Sunday, July 21, 2024

Card Of The Week July 21

It was the 65th Anniversary of The Emperor's Game a few weeks back.  If you're not familiar with this event, I'll give a quick synopsis - it was the first professional baseball game that the Showa Emperor (Hirohito) attended and Shigeo Nagashima won the game with a sayonara home run that was hit just before the Emperor was going to have to leave the ballpark.  I was kind of surprised to see an article about it on the Hall Of Fame's website.  That's the National Baseball Hall Of Fame - the Cooperstown, New York one.  The article appears to rely heavily on Robert Whiting's account of the game from "The Chrysanthemum And The Bat" as it repeats some of the incorrect details of the game such as the time the Emperor planned to leave the game - the article has it as 9:30 when it actually was 9:15.  I cut Robert Whiting a lot of slack for this - besides the fact that he's forgotten much more about Japanese baseball than I'll ever know, he wrote that particular book in the mid-70's and I think he at least partially did it from the US so he didn't have access to a lot of resources at the time.  I'm less forgiving of Luke McDonald, the author of the article, as he has no such excuse.

The particularly egregious thing in the article is the following passage:  

Although the Emperor’s Game was momentous for Japanese baseball history, sources vary about the details.
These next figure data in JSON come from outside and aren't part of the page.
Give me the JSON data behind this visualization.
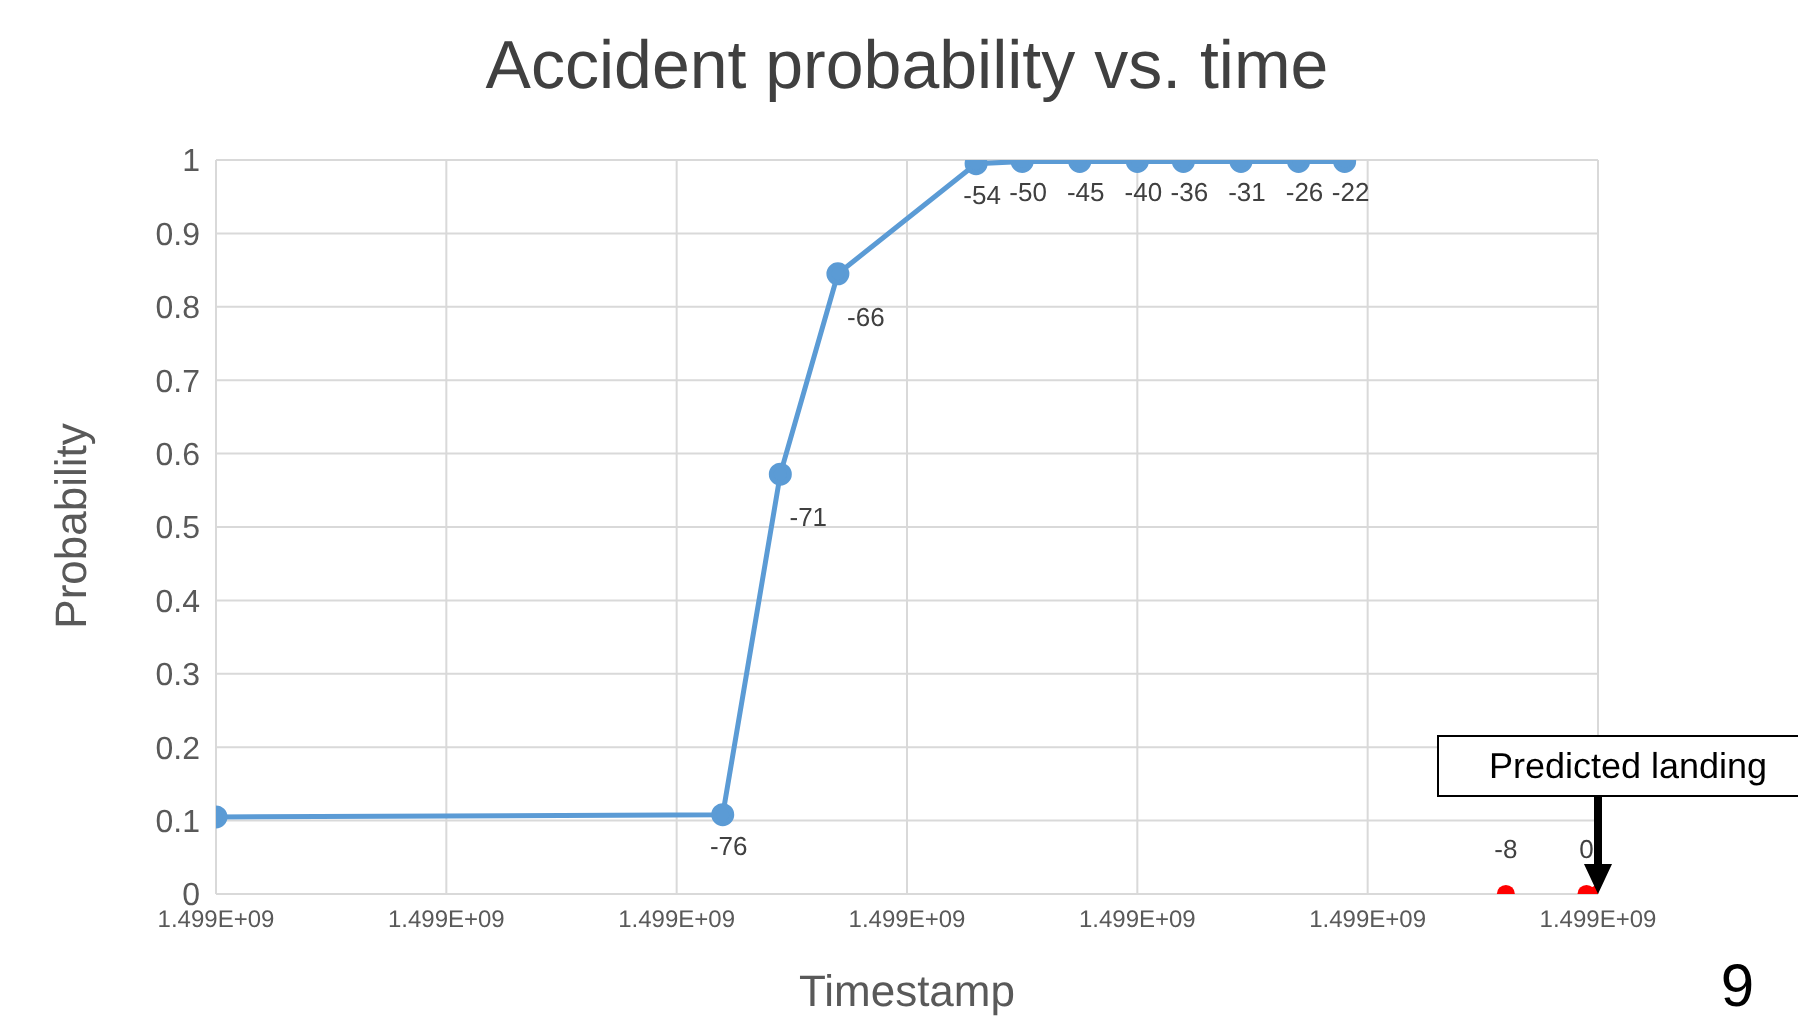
{
  "chart_data": {
    "type": "line",
    "title": "Accident probability vs. time",
    "xlabel": "Timestamp",
    "ylabel": "Probability",
    "series": [
      {
        "color": "#5b9bd5",
        "x": [
          1498999880,
          1498999924,
          1498999929,
          1498999934,
          1498999946,
          1498999950,
          1498999955,
          1498999960,
          1498999964,
          1498999969,
          1498999974,
          1498999978
        ],
        "values": [
          0.105,
          0.108,
          0.572,
          0.845,
          0.995,
          0.998,
          0.998,
          0.998,
          0.998,
          0.998,
          0.998,
          0.998
        ]
      },
      {
        "type": "scatter",
        "color": "#ff0000",
        "x": [
          1498999992,
          1498999999,
          1499000000
        ],
        "values": [
          0,
          0,
          0
        ]
      }
    ],
    "xlim": [
      1498999880,
      1499000000
    ],
    "xticks": [
      {
        "value": 1498999880,
        "label": "1.499E+09"
      },
      {
        "value": 1498999900,
        "label": "1.499E+09"
      },
      {
        "value": 1498999920,
        "label": "1.499E+09"
      },
      {
        "value": 1498999940,
        "label": "1.499E+09"
      },
      {
        "value": 1498999960,
        "label": "1.499E+09"
      },
      {
        "value": 1498999980,
        "label": "1.499E+09"
      },
      {
        "value": 1499000000,
        "label": "1.499E+09"
      }
    ],
    "ylim": [
      0,
      1
    ],
    "yticks": [
      0,
      0.1,
      0.2,
      0.3,
      0.4,
      0.5,
      0.6,
      0.7,
      0.8,
      0.9,
      1
    ],
    "grid": true,
    "marker": "circle",
    "line_style": "solid",
    "annotations": [
      {
        "text": "-76",
        "x": 1498999924,
        "y": 0.108
      },
      {
        "text": "-71",
        "x": 1498999929,
        "y": 0.572
      },
      {
        "text": "-66",
        "x": 1498999934,
        "y": 0.845
      },
      {
        "text": "-54",
        "x": 1498999946,
        "y": 0.995
      },
      {
        "text": "-50",
        "x": 1498999950,
        "y": 0.998
      },
      {
        "text": "-45",
        "x": 1498999955,
        "y": 0.998
      },
      {
        "text": "-40",
        "x": 1498999960,
        "y": 0.998
      },
      {
        "text": "-36",
        "x": 1498999964,
        "y": 0.998
      },
      {
        "text": "-31",
        "x": 1498999969,
        "y": 0.998
      },
      {
        "text": "-26",
        "x": 1498999974,
        "y": 0.998
      },
      {
        "text": "-22",
        "x": 1498999978,
        "y": 0.998
      },
      {
        "text": "-8",
        "x": 1498999992,
        "y": 0
      },
      {
        "text": "0",
        "x": 1498999999,
        "y": 0
      },
      {
        "text": "Predicted landing",
        "x": 1499000000,
        "y": 0
      },
      "9"
    ]
  }
}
The date of the game, for example, is a topic of contention. Various historians describe it as taking place on June 19, June 26, or an unspecified date in May.

Um...no.  There is no contention about the date of the game.  The game was played on June 25, 1959.  This isn't some event two thousand years ago with the only available information a Sanskrit tablet of dubious authenticity - it's a major event from just 65 years ago, with contemporaneous reports in newspapers and magazines.  Several of the participants in the game - most notably Shigeo Nagashima and Sadaharu Oh - are still alive.

I only know of three English language books that reference the game and only one of them has the right date.  Whiting has it occurring on an unspecified day in May of 1959.  "Sadaharu Oh - A Zen Way of Baseball" by Oh and David Falkner, published in 1984, has the date as June 26th, 1959.  Only Rob Fitts' biography of Wally Yonamine, published in 2008, has the correct date of June 25th.

However, the on-line Japanese sources are unanimous that the game was on the 25th.  The Japanese Wikipedia page for "Sporting Events Attended By The Showa Emperor" has the game occurring on the 25th.  The "Nippon Professional Baseball Records" website, which is the closest thing to Baseball-Reference for NPB, has the game on June 25th.  This video clip on YouTube shows the date as June 25th:



It's also correctly referenced on a couple baseball cards.  One of the cards I brought home from this trip commemorates this game - it's from the 1999 BBM Mr. Giants set (#G30):


While the front of the card doesn't mention the date, the back does:


I replied to the Hall Of Fame's tweet of the article with references that showed that the game was definitively on June 25th but they have not updated it.

3 comments:

Jason Presley said...

Bad information being perpetuated in historical articles is super frustrating when the good information has been published. I run into that a lot in my wrestling research. Old myths, legends and general inaccuracies seem to hang on despite the efforts of the researchers and historians to correct the record.

Fuji said...

Kudos to Mr. Fitts for getting the date correct. My friend has a signed copy of book. A Yonamine signature is definitely one of the white whales I'm chasing down for my collection.

Unknown said...


Thanks for the information on this game. The YouTube video is awesome. I like the vintage film - so cool.